Well, your function works, the problem I have is that anytime/anywhere I try to cast my char array to a uint64, I get the assertion failed error. Since your examples take two uint64* as parameters, I need to convert my char[8] into a uint64*. Anywhere I do that in the code, I create the assertion failure.

I need to somehow covert that before sending it through the reversal function.

Thanks.

Ok, if you actually start from an array of bytes you are probably better off with a variant of [font=“Courier New”]rev2()[/font]:

__device__ void dConvertCAToInt64(unsigned __int64* out64, unsigned char* in)

{

    uchar4* out = (uchar4*)out64;

out[0].x = in[7];

    out[0].y = in[6];

    out[0].z = in[5];

    out[0].w = in[4];

    out[1].x = in[3];

    out[1].y = in[2];

    out[1].z = in[1];

    out[1].w = in[0];

}

Check however that the resulting order is what you expect.

A bit confused about your example. out is defined twice (in the parameters and as a uchar4*)

Thanks.

Oops, yes. I’ve corrected the mistake in the post.

Unless I’m not seeing your update, I’m still confused. out is defined twice as the uint64 in the parameters and a uchar4* in the function. Also out64 is not defined. These are the compiler errors I’m getting.

Thanks.

The parameter name was supposed to be out64, so that it can be used in setting out. I could fix this in my own post, but not in the copy of it in your post…

Thanks. That still gives the assertion failure.

Here is what I ended up doing for now, not the best performance wise…

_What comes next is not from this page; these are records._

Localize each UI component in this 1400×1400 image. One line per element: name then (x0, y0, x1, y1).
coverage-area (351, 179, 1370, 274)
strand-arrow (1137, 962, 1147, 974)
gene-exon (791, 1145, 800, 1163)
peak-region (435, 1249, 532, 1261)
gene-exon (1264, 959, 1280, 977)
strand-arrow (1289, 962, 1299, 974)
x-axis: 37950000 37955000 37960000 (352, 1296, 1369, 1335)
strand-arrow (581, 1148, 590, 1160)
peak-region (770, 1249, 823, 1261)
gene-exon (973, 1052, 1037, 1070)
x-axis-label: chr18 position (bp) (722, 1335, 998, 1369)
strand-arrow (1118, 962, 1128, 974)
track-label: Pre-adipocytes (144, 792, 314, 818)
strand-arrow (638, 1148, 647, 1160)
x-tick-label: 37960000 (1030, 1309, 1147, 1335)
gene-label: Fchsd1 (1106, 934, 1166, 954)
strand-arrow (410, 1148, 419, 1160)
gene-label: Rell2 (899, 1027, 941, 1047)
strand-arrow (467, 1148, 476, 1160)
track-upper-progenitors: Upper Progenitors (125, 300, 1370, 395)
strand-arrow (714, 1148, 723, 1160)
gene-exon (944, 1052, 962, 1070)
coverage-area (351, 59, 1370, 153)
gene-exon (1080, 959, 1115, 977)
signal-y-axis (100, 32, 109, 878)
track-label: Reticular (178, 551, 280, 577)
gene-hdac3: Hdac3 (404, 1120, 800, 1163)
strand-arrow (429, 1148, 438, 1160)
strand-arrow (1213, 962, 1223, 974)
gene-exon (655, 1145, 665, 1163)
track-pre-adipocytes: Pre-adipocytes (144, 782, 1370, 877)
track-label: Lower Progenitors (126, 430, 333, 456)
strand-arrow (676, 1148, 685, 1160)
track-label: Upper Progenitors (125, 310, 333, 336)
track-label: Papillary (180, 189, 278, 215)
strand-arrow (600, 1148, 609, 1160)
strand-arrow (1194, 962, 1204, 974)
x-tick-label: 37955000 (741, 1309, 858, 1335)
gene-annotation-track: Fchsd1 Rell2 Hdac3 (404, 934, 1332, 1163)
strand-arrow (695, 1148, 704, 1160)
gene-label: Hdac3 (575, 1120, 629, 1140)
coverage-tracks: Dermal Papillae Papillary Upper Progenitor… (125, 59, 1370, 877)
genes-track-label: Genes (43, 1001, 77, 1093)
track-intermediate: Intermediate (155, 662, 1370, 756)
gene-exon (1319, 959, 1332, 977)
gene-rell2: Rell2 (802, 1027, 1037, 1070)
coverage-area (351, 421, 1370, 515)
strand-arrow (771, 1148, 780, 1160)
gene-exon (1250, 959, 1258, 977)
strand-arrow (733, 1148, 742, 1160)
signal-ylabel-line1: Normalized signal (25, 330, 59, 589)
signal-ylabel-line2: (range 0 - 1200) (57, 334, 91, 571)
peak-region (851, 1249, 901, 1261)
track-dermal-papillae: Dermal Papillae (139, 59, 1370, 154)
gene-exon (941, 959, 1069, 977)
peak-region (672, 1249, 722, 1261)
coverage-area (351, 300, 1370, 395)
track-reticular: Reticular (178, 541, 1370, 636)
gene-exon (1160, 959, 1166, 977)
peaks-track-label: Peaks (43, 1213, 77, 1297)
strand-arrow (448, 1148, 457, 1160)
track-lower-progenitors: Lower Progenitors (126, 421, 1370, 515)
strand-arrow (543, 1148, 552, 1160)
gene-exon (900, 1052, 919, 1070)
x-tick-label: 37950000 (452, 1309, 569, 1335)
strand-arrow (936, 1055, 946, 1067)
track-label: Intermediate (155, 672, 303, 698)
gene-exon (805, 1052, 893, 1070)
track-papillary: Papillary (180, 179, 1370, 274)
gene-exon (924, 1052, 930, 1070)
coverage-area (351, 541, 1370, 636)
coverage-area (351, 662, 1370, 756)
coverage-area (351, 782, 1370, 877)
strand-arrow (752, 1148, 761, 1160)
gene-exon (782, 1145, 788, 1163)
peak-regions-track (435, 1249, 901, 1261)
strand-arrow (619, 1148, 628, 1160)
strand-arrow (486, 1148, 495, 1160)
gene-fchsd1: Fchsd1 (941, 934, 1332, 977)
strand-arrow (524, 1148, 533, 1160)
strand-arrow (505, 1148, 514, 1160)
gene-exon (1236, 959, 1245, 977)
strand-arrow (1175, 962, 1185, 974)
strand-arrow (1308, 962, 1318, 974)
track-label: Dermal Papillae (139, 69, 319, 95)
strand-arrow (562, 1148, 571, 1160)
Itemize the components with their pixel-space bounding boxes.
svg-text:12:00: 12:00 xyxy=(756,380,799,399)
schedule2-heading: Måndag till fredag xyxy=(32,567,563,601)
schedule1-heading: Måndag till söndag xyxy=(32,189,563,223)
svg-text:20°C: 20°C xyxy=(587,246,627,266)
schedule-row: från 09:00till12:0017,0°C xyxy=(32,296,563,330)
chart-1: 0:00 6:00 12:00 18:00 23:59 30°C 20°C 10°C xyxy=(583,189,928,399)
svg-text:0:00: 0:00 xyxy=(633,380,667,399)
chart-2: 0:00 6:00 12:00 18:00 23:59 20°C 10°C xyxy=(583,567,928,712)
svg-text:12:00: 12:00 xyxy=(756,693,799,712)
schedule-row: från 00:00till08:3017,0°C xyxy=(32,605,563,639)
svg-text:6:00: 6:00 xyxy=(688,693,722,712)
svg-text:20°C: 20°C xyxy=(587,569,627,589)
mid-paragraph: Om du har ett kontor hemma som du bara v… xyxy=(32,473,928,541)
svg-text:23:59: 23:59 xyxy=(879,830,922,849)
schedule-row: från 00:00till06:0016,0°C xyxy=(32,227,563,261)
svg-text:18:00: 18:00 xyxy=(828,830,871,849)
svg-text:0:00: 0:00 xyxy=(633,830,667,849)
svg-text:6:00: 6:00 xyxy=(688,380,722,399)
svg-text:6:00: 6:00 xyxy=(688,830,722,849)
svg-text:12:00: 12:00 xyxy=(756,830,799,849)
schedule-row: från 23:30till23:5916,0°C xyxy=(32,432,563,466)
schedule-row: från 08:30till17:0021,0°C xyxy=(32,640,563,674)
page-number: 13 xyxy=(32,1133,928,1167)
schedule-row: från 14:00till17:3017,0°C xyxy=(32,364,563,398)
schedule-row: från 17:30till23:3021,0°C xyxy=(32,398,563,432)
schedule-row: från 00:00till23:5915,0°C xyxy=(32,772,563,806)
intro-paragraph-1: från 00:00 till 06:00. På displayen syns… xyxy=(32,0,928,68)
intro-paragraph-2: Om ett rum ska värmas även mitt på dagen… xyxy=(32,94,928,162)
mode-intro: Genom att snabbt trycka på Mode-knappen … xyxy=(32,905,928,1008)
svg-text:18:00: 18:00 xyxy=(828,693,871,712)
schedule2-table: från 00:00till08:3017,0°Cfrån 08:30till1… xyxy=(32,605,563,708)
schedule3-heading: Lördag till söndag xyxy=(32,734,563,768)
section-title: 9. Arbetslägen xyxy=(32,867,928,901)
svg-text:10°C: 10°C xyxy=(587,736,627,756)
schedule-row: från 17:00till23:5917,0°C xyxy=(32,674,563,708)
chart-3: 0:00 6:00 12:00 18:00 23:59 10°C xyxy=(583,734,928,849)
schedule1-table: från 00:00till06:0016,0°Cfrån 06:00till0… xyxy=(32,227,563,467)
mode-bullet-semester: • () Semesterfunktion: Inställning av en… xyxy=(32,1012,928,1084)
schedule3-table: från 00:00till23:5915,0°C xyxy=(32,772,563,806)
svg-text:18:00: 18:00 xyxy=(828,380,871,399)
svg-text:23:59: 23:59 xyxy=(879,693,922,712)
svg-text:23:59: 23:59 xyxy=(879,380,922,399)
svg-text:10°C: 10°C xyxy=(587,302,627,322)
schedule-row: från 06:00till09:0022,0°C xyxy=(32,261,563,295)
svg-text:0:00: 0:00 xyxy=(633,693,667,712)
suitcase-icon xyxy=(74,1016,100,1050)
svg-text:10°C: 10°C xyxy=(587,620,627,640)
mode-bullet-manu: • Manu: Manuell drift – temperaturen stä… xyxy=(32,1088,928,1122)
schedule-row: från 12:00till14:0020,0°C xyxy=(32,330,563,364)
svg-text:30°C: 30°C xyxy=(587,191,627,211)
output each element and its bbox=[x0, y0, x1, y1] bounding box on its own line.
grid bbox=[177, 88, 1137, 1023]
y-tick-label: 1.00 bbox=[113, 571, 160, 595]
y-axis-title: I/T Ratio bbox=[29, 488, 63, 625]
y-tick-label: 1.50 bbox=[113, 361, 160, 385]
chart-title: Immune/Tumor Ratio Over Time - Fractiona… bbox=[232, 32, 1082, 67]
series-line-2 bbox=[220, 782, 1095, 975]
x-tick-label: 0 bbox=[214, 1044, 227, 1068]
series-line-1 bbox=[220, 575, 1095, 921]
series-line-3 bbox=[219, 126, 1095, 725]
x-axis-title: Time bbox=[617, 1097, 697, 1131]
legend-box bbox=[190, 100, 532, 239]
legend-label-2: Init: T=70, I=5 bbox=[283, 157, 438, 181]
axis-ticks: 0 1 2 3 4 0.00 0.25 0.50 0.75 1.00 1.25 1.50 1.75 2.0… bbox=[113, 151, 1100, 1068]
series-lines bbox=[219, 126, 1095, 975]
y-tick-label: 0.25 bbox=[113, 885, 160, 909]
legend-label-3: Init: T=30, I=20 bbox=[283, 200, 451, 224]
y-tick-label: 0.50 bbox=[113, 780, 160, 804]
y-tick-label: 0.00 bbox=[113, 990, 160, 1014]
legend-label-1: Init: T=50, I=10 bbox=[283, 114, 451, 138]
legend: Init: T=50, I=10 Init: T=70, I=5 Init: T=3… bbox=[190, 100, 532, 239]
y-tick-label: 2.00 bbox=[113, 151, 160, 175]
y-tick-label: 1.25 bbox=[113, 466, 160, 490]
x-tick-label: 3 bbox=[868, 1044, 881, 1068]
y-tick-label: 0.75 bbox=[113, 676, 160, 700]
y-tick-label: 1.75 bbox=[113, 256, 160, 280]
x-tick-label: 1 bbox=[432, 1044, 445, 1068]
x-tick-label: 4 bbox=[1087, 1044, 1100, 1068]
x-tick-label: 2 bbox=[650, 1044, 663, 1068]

device void dConvertCAToInt64(uint64* out, uchar* in)

{

*out = 0;

*out = *out + (in[0] * 256 * 256 * 256 * 256 * 256 * 256 * 256);

*out = *out + (in[1] * 256 * 256 * 256 * 256 * 256 * 256);

*out = *out + (in[2] * 256 * 256 * 256 * 256 * 256);

*out = *out + (in[3] * 256 * 256 * 256 * 256);

*out = *out + (in[4] * 256 * 256 * 256);

*out = *out + (in[5] * 256 * 256);

*out = *out + (in[6] * 256);

*out = *out + in[7];

{

This ought to be equivalent to a working version (I guess mine didn’t have the appropriate typecasts) bitshift and bitwise-or solution. I think the compiler is turning the multiplications by powers of 2 into left-shifts for you already, so I imagine this isn’t so bad.

This kind of error message

1>### Assertion failure at line 1923 of ../../be/cg/cgemit.cxx:

1>### Compiler Error in file C:/Users/john/AppData/Local/Temp/tmpxft_00002238_00000000-9_DeviceFunctions. cpp3.i during Assembly phase:

1>### incorrect register class for operand 0

indicates a problem that is internal to the compiler. If this problem is reproducable with CUDA 4.0, it would be helpful if you could file a bug, attaching a self-contained repro case, so the CUDA compiler team can have a look at this (and possibly suggest a workaround). Thank you for your help.